1st 50% change = 50% new water
2nd 50% change = 75% new water
3rd 50% change = 87.5% new water
4th 50% change = 93.75% new water
Now, to make it worse, imagine the water you are refilling with already has some milk in! Just like your tap water already has nitrates.
If your tank has 10ppm and your tap has 5ppm your numbers will look like this:
1st 50% change = 7.5ppm
2nd 50% change = 6.25ppm
3rd 50% change = 5.625ppm
That's assuming no more nitrate is generated, when we know it is as it's raising from 5 to 10ppm in 3 days. Assuming your water change is every 3 days that makes your number look like:
1st 50% change = 7.5ppm (raising to 12.5ppm)
2nd 50% change = 8.75ppm (raising to 13.75ppm)
3rd 50% change = 9.37ppm (raising to 14.375ppm)
4th 50% change = 9.6875 (raising to 14.6975ppm)
5th 50% change = 9.84375 .... and so on
As you can see it stabilises out just under 10ppm. It's physically impossible for you to water change your nitrates lower.
I apologise for all the maths, which is a bit off topic to your original question
10ppm nitrates shouldn't cause the cyano though, it's not a terrible number. My water comes out the tap at 40ppm. If you wanted to try and reduce it, and it wouldn't be by much (we're talking the difference between stabilising around 5.3ppm v. 9.8ppm) your best bet would be floating plants or plants with the roots in the water as they grow strongest with access to CO2 in the air. A regular planted tank would be nice, but I wouldn't count on it making a significant difference to nitrates.

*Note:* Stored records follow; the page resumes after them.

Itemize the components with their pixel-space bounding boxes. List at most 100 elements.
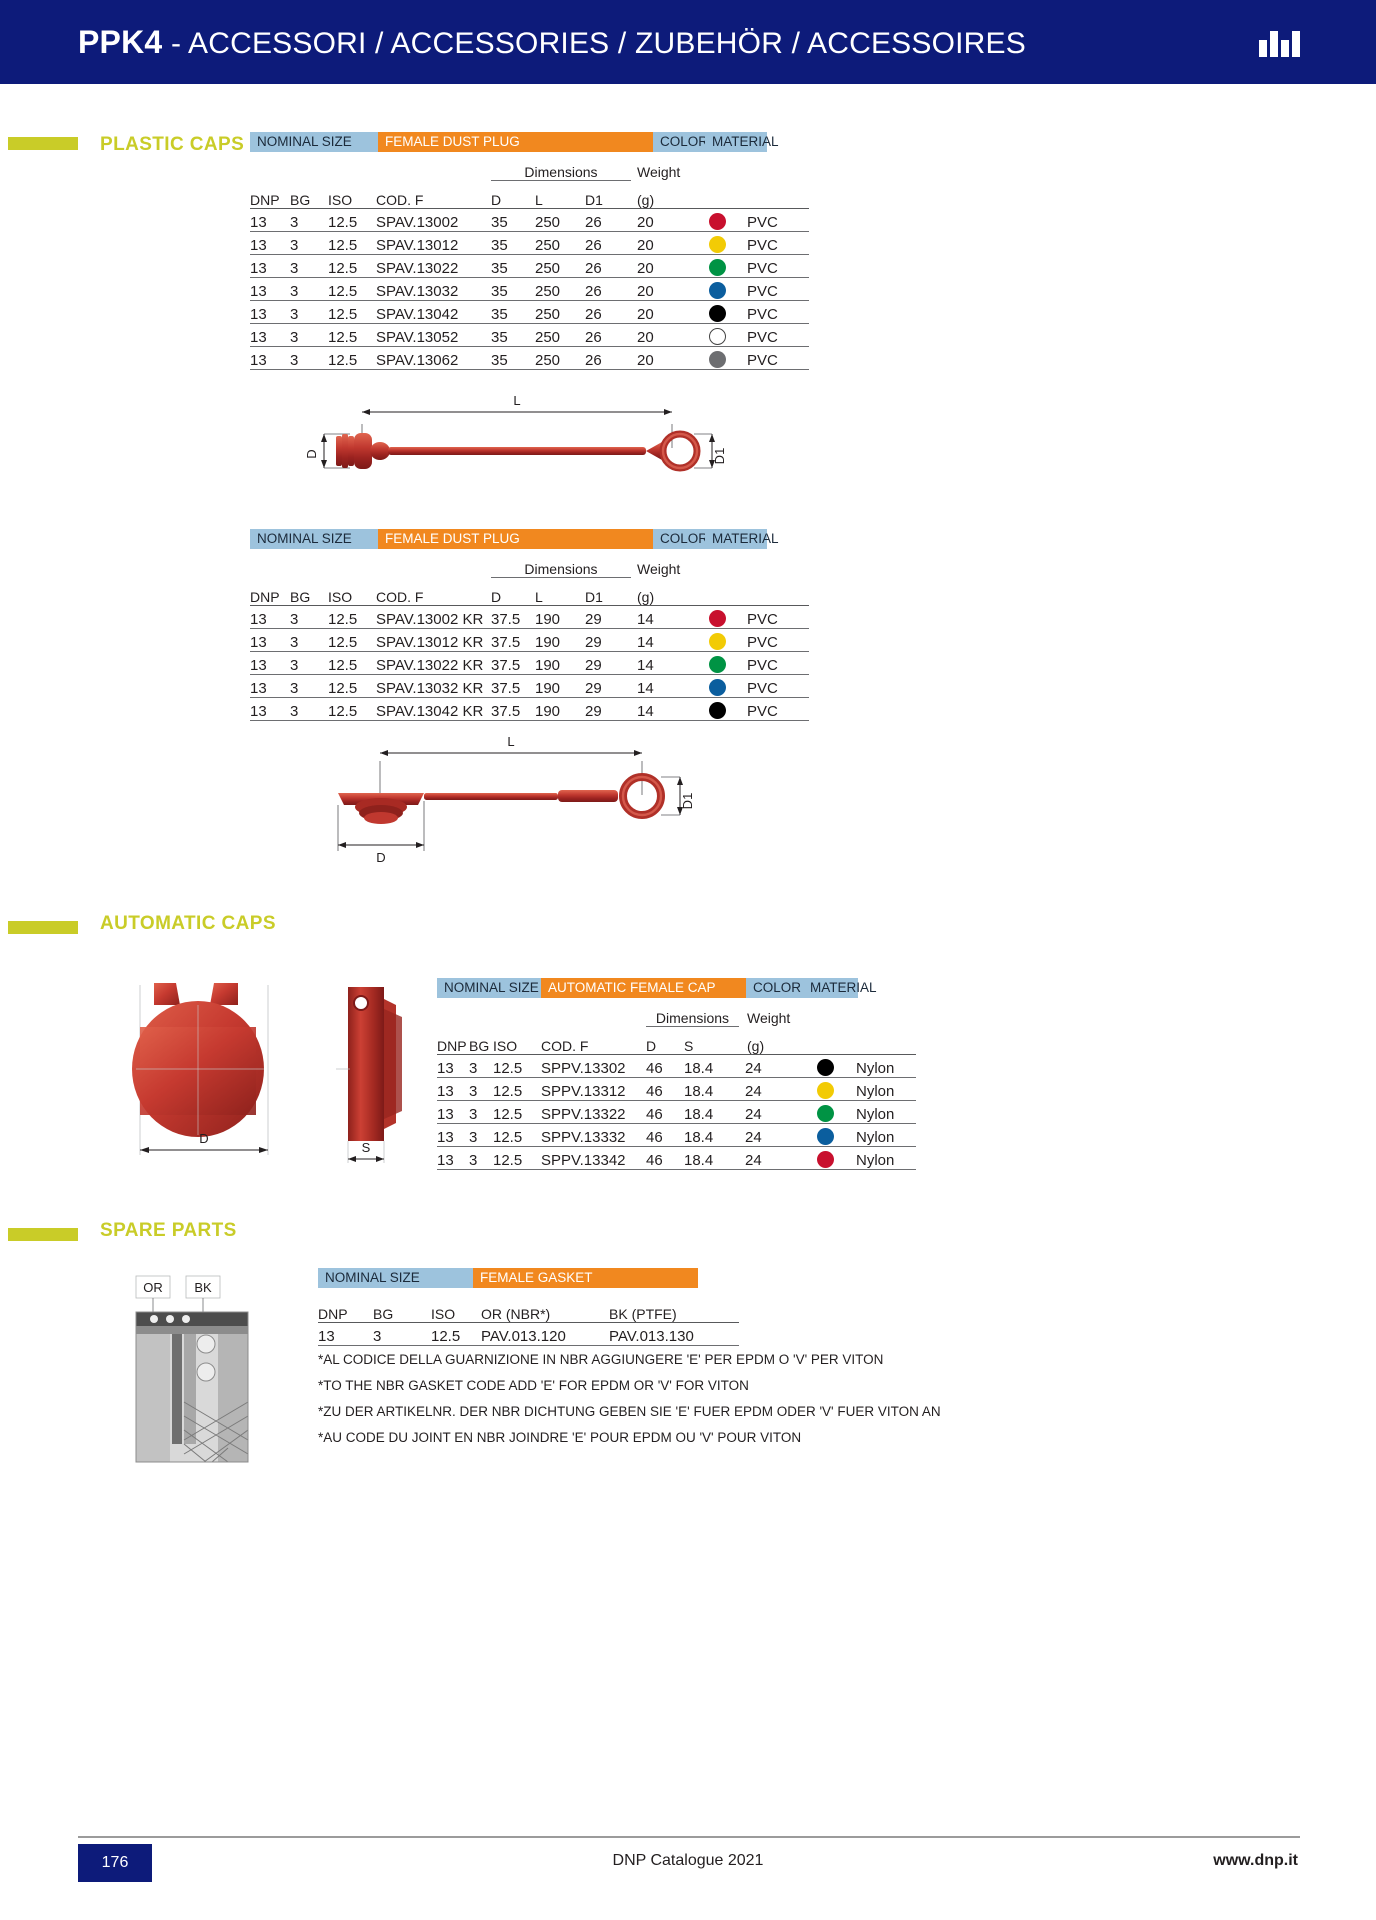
group-color: COLOR <box>746 978 803 998</box>
table-row: 13 3 12.5 PAV.013.120 PAV.013.130 <box>318 1321 739 1345</box>
section-accent-bar-spare-parts <box>8 1228 78 1241</box>
table-row: 13 3 12.5 SPAV.13022 35 250 26 20 PVC <box>250 253 809 277</box>
section-accent-bar-automatic-caps <box>8 921 78 934</box>
group-nominal-size: NOMINAL SIZE <box>250 132 378 152</box>
cell-s: 18.4 <box>684 1145 739 1169</box>
table-bottom-rule <box>250 368 809 370</box>
cell-color <box>687 207 747 231</box>
cell-cod: SPAV.13022 <box>376 253 491 277</box>
section-accent-bar-plastic-caps <box>8 137 78 150</box>
color-swatch <box>708 678 726 696</box>
cell-bg: 3 <box>290 253 328 277</box>
table-row: 13 3 12.5 SPAV.13042 35 250 26 20 PVC <box>250 299 809 323</box>
cell-bg: 3 <box>290 230 328 254</box>
col-d: D <box>646 1037 657 1054</box>
table3-data: Dimensions Weight DNP BG ISO COD. F D S … <box>437 998 916 1170</box>
page-header: PPK4 - ACCESSORI / ACCESSORIES / ZUBEHÖR… <box>0 0 1376 84</box>
cell-iso: 12.5 <box>493 1053 541 1077</box>
table-row: 13 3 12.5 SPPV.13342 46 18.4 24 Nylon <box>437 1145 916 1169</box>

And, if you do drop them you'd end up needing to add them back in to keep the plants healthy.
The fact you saw the cyano die off with a five day blackout is great, I think that is your cure. My advice is to physically remove as much cyano as you can, use a tooth brush and a syphon, take anything out you can to scrub. You want the tank to look cyano free. Then do a five day blackout again, making sure to cover the tank to prevent ambient light. Fingers crossed once you've done that it won't reappear. Lowering the light following should help make sure. I've successfully cured it that way myself.